Abbot Patrick’s Homily for the Easter Vigil
Easter Sunday Vigil, 2012
Christ has died; Christ is risen; Christ will come again. That is all we know and all we need to know about our faith as Christians. Our real and only future is through Him, with Him, and in Him. He is our great trail blazer. Without Him our life is a bubble in the ocean, the sparkle of a dragonfly in the night. It may light up the sky for a second but in the larger scheme of things it is unremarkable. There is another dimension the other side of the Milky Way; it is that place beyond the waterfall which we can reach once we have taken the plunge of death and held out our hand to Him. We will be carried through to Resurrection. So many of those we love are there before us and they are with us now around this altar. This other dimension is not a place or a time like the one we inhabit at this moment, as we stand here together lifting our darkness with the mellow glow of candlelight. Beyond us is a blaze of eternal light; not beyond, in the sense of miles away, but beyond in the twinkling of an eye, the revolving door that separates us from those who have left us and passed into eternity and infinity.
What we celebrate here this night is the certainty that God came down among us; came to walk this earth as a human being, not for any other reason than to be with us, to show us his love and to receive our love in return. He only remained with us for a short thirty three years because we couldn’t take any more of his transparent goodness, his strong, probing, searching, questioning, penetrating, all-pervading, love. It was a light too bright for us to bear. We had to quench it in order to survive. We thought we had finally put out that light but just as we were coming back from the killing fields a new kind of light dawned on our planet and this is the light we celebrate through this paschal candle.

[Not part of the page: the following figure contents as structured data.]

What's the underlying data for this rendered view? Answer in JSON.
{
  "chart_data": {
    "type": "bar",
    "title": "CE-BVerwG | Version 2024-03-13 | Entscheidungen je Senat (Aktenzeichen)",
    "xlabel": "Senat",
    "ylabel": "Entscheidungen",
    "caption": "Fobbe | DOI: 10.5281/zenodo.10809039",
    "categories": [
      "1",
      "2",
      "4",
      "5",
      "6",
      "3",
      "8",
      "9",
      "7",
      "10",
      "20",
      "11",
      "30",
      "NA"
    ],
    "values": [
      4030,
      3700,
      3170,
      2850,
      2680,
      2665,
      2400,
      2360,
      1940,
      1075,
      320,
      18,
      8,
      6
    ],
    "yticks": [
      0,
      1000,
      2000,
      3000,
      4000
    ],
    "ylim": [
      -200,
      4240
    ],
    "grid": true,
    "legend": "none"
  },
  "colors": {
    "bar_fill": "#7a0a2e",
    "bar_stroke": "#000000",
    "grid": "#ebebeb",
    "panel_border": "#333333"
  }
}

It is the light of resurrection, the light of divine love which has risen like the morning star to greet us. He has sent his love back to us in another way.
Tell all the truth but tell it slant – the poet advises:
The Truth must dazzle gradually,
Or each of us be blind—
He had to tell his love in a different more diluted and more distant way; easier for us to accommodate, more in accordance with our kind of time and space and our particular kind of heartbeat.
Too bright for our infirm Delight
The Truth’s superb surprise.
What we are witnessing here this evening, some of us for maybe the sixtieth time or more, is the Truth’s superb surprise repeated over the years, like the sudden appearance of dandelions, forsythia, gorse, and primroses spreading a halo of yellow across the green of our roadways and our countryside, making us aware of the fire that breaks from thee then, a billion Times told lovelier, more dangerous, O my chevalier!
The crude oil of His love, which bursts forth everywhere at Springtime throughout the world, has been refined into the more absorbable elements of the Eucharist. His body and blood made available as bread and wine, to our body and blood so that we too can rise from the dead with him. Let us taste and see that the Lord is good.